No one likes ants, or rather the prospect of an invasion of the impressively industrious beings. However, the ‘Giant Ants’ of Something In The Trees may well work their way in for the Strung Out (or Propagandhi for that matter) fans reading this and (soon to be) listening to this album. ‘Pool Cue In The Brain’ then deviates again in favour of a bout of almost New York Hardcore. This sudden injection of Hardcore Punk, though not entirely unexpected, further displays and consolidates the voracious variety of the four-piece.
The perpetual question of “whatever next” is then answered with the Post-Hardcore-inflection of ‘Dear John Mcclane’. This full embodiment of a stylistic that has been waiting in the wings for so long, marks nine’s fervent existentialism as another highpoint on a record that refuses to comply to any one epoch. Douglas Fir’s brooding, compressed and violent metallic edge populates ‘Dear John Mcclane’ as much as the band’s penchant for harmonic melody, with the latter treading on some unexpected and very wiggly Math Rock-toned toes. That, and an effervescent charge of metallic Skate Punk to close. Obviously.
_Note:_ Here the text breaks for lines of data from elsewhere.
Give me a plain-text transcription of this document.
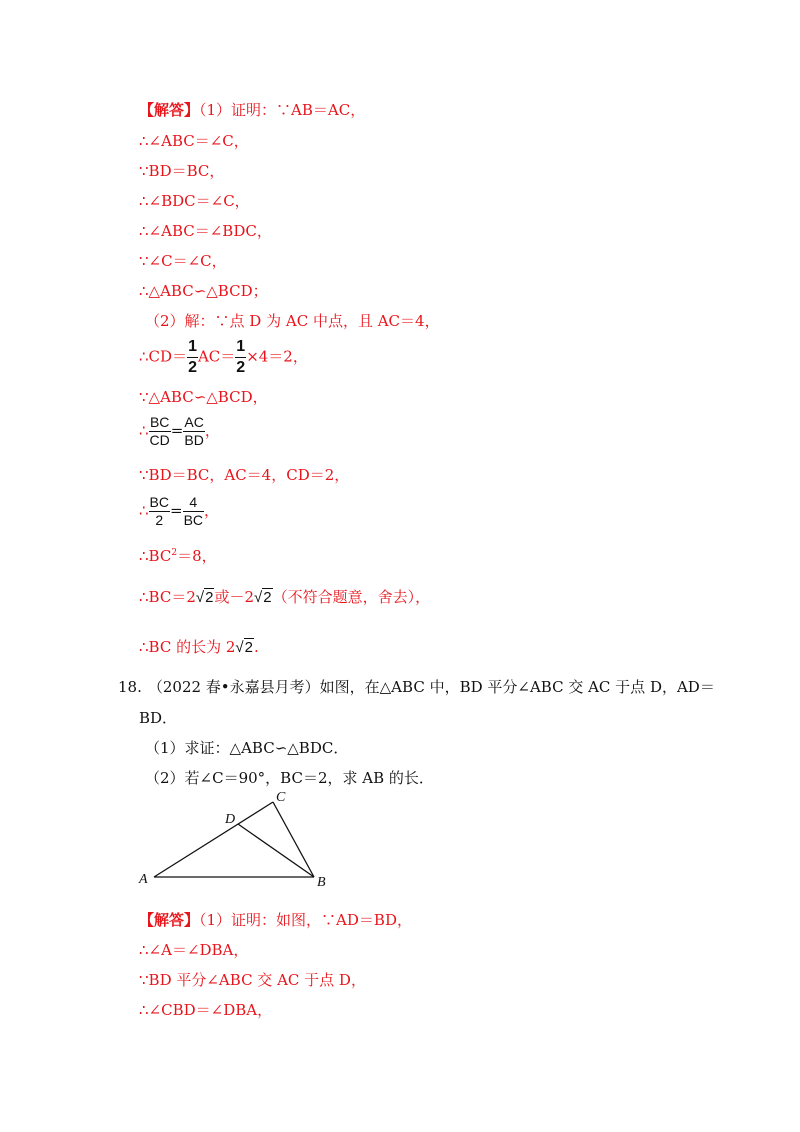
【解答】（1）证明：∵AB＝AC，
∴∠ABC＝∠C，
∵BD＝BC，
∴∠BDC＝∠C，
∴∠ABC＝∠BDC，
∵∠C＝∠C，
∴△ABC∽△BCD；
（2）解：∵点 D 为 AC 中点，且 AC＝4，
∴CD＝ $\frac{1}{2} AC= \frac{1}{2} \times 4=2$，
∵△ABC∽△BCD，
∴ $\frac{BC}{CD} = \frac{AC}{BD}$ ，
∵BD＝BC，AC＝4，CD＝2，
∴ $\frac{BC}{2} = \frac{4}{BC}$ ，
$\therefore BC^2=8$，
∴BC＝2√2或－2√2（不符合题意，舍去），
∴BC 的长为 2√2.
18. （2022 春•永嘉县月考）如图，在△ABC 中，BD 平分∠ABC 交 AC 于点 D，AD＝
BD．
（1）求证：△ABC∽△BDC．
（2）若∠C＝90°，BC＝2，求 AB 的长．
A	B
C
D
【解答】（1）证明：如图，∵AD＝BD，
∴∠A＝∠DBA，
∵BD 平分∠ABC 交 AC 于点 D，
∴∠CBD＝∠DBA，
‘E.S.R’ navigates its way from melodic ’90s Skate Punk with its clever metallic nuances to an unquestionably UK-centric gruff and melodic Punk. The objective power of Something In The Trees lies in its ability and transient variety from not only track to track but within each individual effort. At any stage, you can hit play on any of the eleven and you’ll hear another unquestionably natural band. One strong enough to mislead you into believing a different stylistic underpin at nigh-on every point. This is a pure-as-any testament to the skill of the Douglas Firs.
‘Swan Song’, featuring one Maddie Christy of Bath’s All Smiles In Wonderland (Here) and Safe With Sound (Here) closes this debut full-length. For a band as harmonic as the Douglas Firs, the addition of a third voice box adds an even greater depth. ‘Swan Song’ is defiant, well humoured and focused on the act of “letting it fall” as much as it is encouraging self-reparation. The cleverly sardonic line ‘this is our swan song, shut your mouth don’t singalong’ is but one of many lyrically entertaining, resonant and clever lines from a song on an album in complete equation of the same.
Douglas Firs and Something In The Trees is a challenge. That much is true. However, it is one that beams boldly at you the whole time and provides a much-needed nuance to fast melodic UK Punk. That said, no one really cares what I think.